As I think on these things a brimstone butterfly, fractured fragment of golden sunshine, floats in and out of the garden, in a flutter. By the gate a little holly blue, a scrap of cobalt sky, flits fussily around the overgrown ivy. All morning speckled woods have flirted with the garden hedge, but kept their social distance.  Then I suddenly feel the zing of spring as an orange tip arrives and alights on purple flower: an open-hearted honesty. Butterflies are such soulful sights – the ancient Greeks named them pyche, which also means soul. I recall a strange and charming Japanese folktale I’ve sometimes told about two friends who were walking together admiring the cherry blossom of spring: sakusura season. After lunch one of the friends falls asleep, beneath a bower of flowers, and dreams that he becomes a butterfly. On waking his friend tells him that whilst sleeping a little blue butterfly flew out of his mouth and fluttered around the trees. Man dreaming butterfly, or the other way round?

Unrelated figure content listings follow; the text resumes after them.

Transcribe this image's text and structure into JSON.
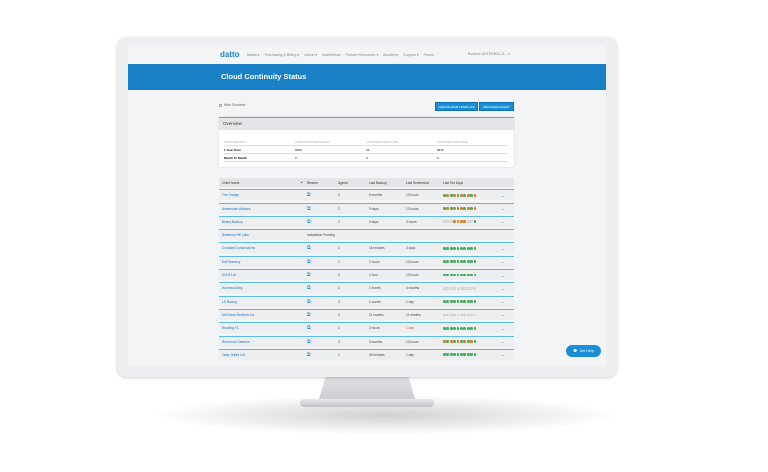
{
  "nav": {
    "logo": "datto",
    "items": [
      "Status ▾",
      "Purchasing & Billing ▾",
      "Admin ▾",
      "MarketNow",
      "Partner Resources ▾",
      "Academy",
      "Support ▾",
      "Forum"
    ],
    "user": "Bsntech (INTERNAL D... ▾"
  },
  "page": {
    "title": "Cloud Continuity Status",
    "hide_overview": "Hide Overview",
    "create_rmm": "CREATE RMM TEMPLATE",
    "register_agent": "REGISTER AGENT"
  },
  "overview": {
    "title": "Overview",
    "headers": [
      "SUBSCRIPTION",
      "LICENSES PURCHASED",
      "LICENSES DEPLOYED",
      "LICENSES AVAILABLE"
    ],
    "rows": [
      [
        "1 Year Term",
        "9999",
        "22",
        "9976"
      ],
      [
        "Month To Month",
        "0",
        "0",
        "0"
      ]
    ]
  },
  "table": {
    "headers": [
      "Client Name",
      "Restore",
      "Agents",
      "Last Backup",
      "Last Screenshot",
      "Last Ten Days"
    ],
    "sort_icon": "▲",
    "rows": [
      {
        "name": "The Orange",
        "agents": "2",
        "backup": "6 months",
        "screenshot": "13 hours",
        "days": "gogogogogo"
      },
      {
        "name": "Amsterdam Artisans",
        "agents": "2",
        "backup": "9 days",
        "screenshot": "13 hours",
        "days": "gogogogogo"
      },
      {
        "name": "Binary Backup",
        "agents": "2",
        "backup": "3 days",
        "screenshot": "3 hours",
        "days": "eeeooooeeg"
      },
      {
        "name": "Blueberry Hill Labs",
        "status": "Installation Pending"
      },
      {
        "name": "Constant Constructions",
        "agents": "1",
        "backup": "18 minutes",
        "screenshot": "3 days",
        "days": "gggggggggg"
      },
      {
        "name": "Duff Brewery",
        "agents": "1",
        "backup": "2 hours",
        "screenshot": "13 hours",
        "days": "gggggggggg"
      },
      {
        "name": "DVLB Ltd",
        "agents": "2",
        "backup": "1 hour",
        "screenshot": "13 hours",
        "days": "gggggggggg"
      },
      {
        "name": "Hummus&Veg",
        "agents": "1",
        "backup": "1 month",
        "screenshot": "4 months",
        "days": "eeeeeeeeee"
      },
      {
        "name": "LS Racing",
        "agents": "3",
        "backup": "1 month",
        "screenshot": "1 day",
        "days": "gggggggggg"
      },
      {
        "name": "McGowan Builders Ltd",
        "agents": "3",
        "backup": "11 months",
        "screenshot": "11 months",
        "days": "eeeeeeeeee"
      },
      {
        "name": "Reading FC",
        "agents": "1",
        "backup": "2 hours",
        "screenshot": "1 day",
        "screenshot_alert": true,
        "days": "gggggggggg"
      },
      {
        "name": "Richmond Gardens",
        "agents": "3",
        "backup": "3 months",
        "screenshot": "13 hours",
        "days": "ogogogogog"
      },
      {
        "name": "Tasty Jellies Ltd",
        "agents": "1",
        "backup": "43 minutes",
        "screenshot": "1 day",
        "days": "gggggggggg"
      }
    ]
  },
  "help": {
    "label": "Get Help"
  },
  "colors": {
    "brand": "#1a80c6",
    "green": "#4cc46a",
    "orange": "#f08a24",
    "alert": "#e53935"
  }
}
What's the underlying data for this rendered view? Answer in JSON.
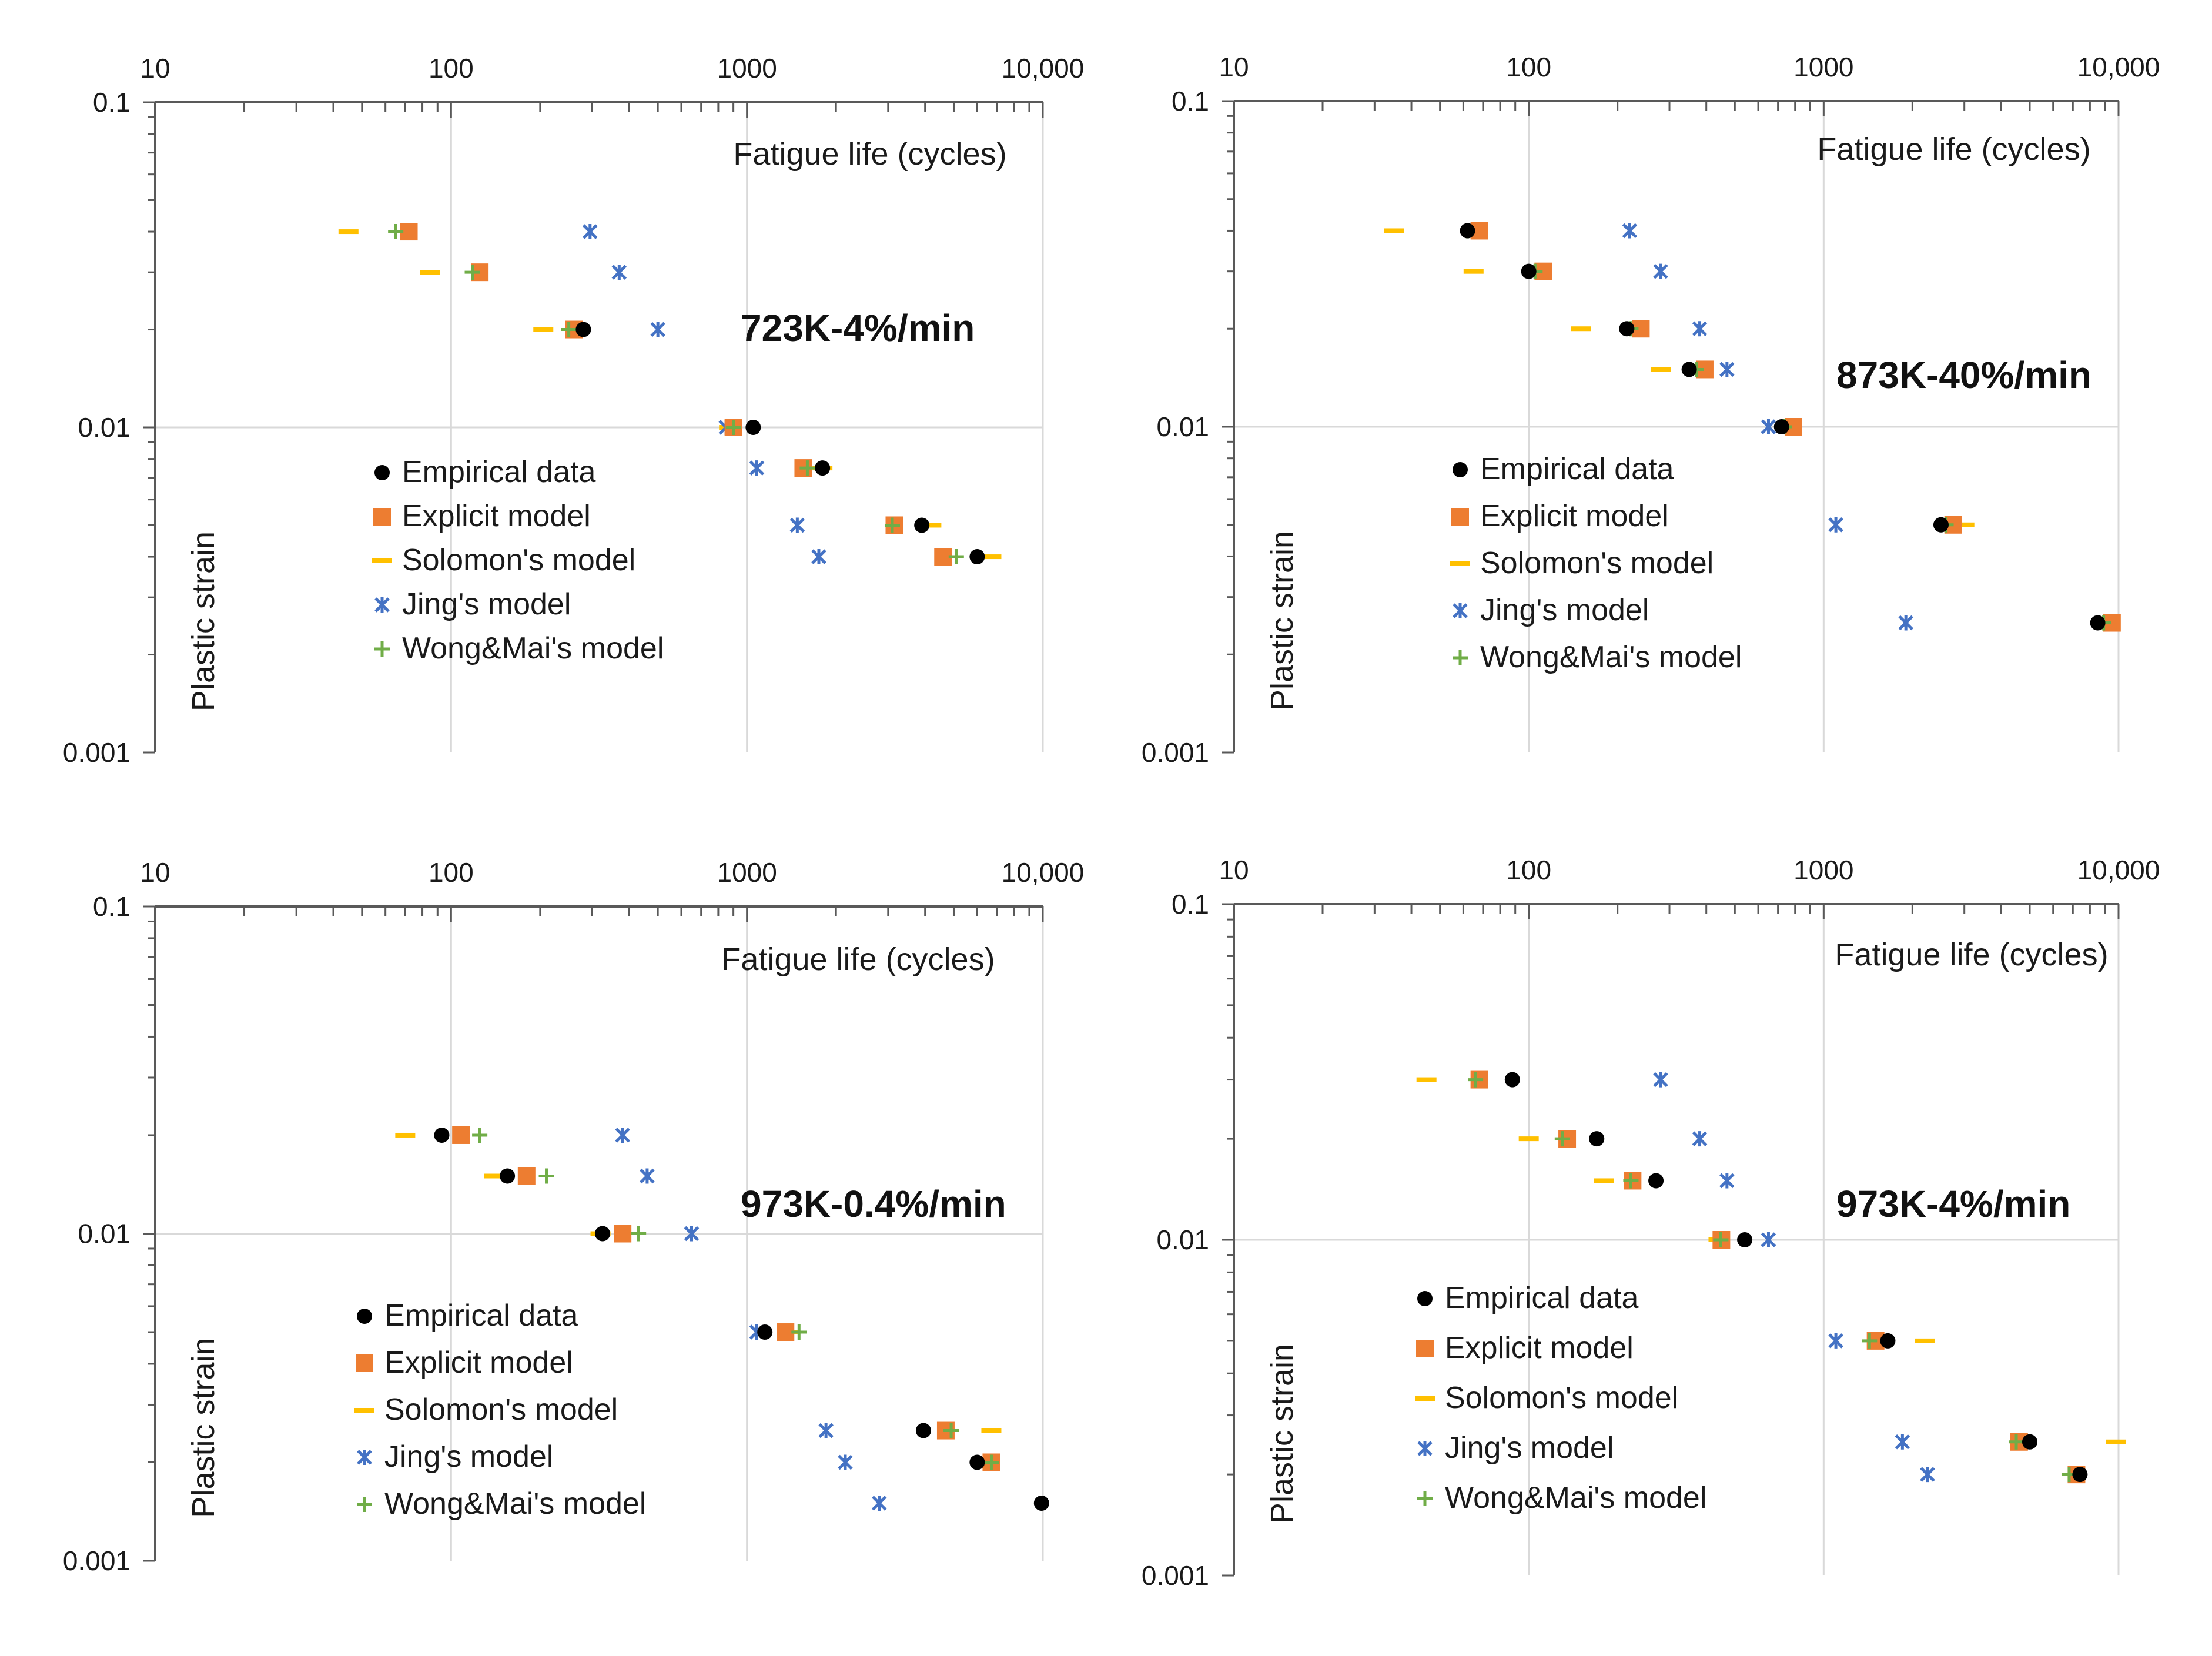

Springtime brings other welcome wings: migrant birds returning with the annual regularity that regulates our well-being. From the beginning of March my ears are attuned to hear the two-tone tune of the chiffchaff – the archangel of spring’s heralds. The skylarks, in fine voice this year near our house, elaborate the soundtrack of spring with a mellifluous melody that seems so happy it might burst their own hearts. A week ago my own heart was bursting to see that first, solitary swallow of the year, sweeping from the sea on warm, southerly wind. They say a single swallow does not a summer make, yet it certainly made my day, made me feel more at home somehow. Reading a book at home, Welsh Folktales by Peter Stevenson, I find a flighty fable accredited to Iolo Morganwg… One springing morning a skylark rose up on her ladder of song above a little orchard where an old pig was tied to a tree. The boar looked up with small, squinting eyes to grunt loudly at the frivolous bird: “Why do you fly so high and sing so long when no-one down here give a straw for your song?” The lark replied: “I sing because it’s spring and the sun is shining, and because I’m not tethered to a tree.

I’m lost in time. Like all of us, I don’t know when this time will end. But I navigate naturally through each day, I look at the moon rather than the month and stop to sense each subtle shift in the season. And I’m caught by the moment: between swallows and swifts, after primroses and just before bluebells. Like a lark I’m happy it’s springtime and that, for now, I’m not tethered to anything as straight as time.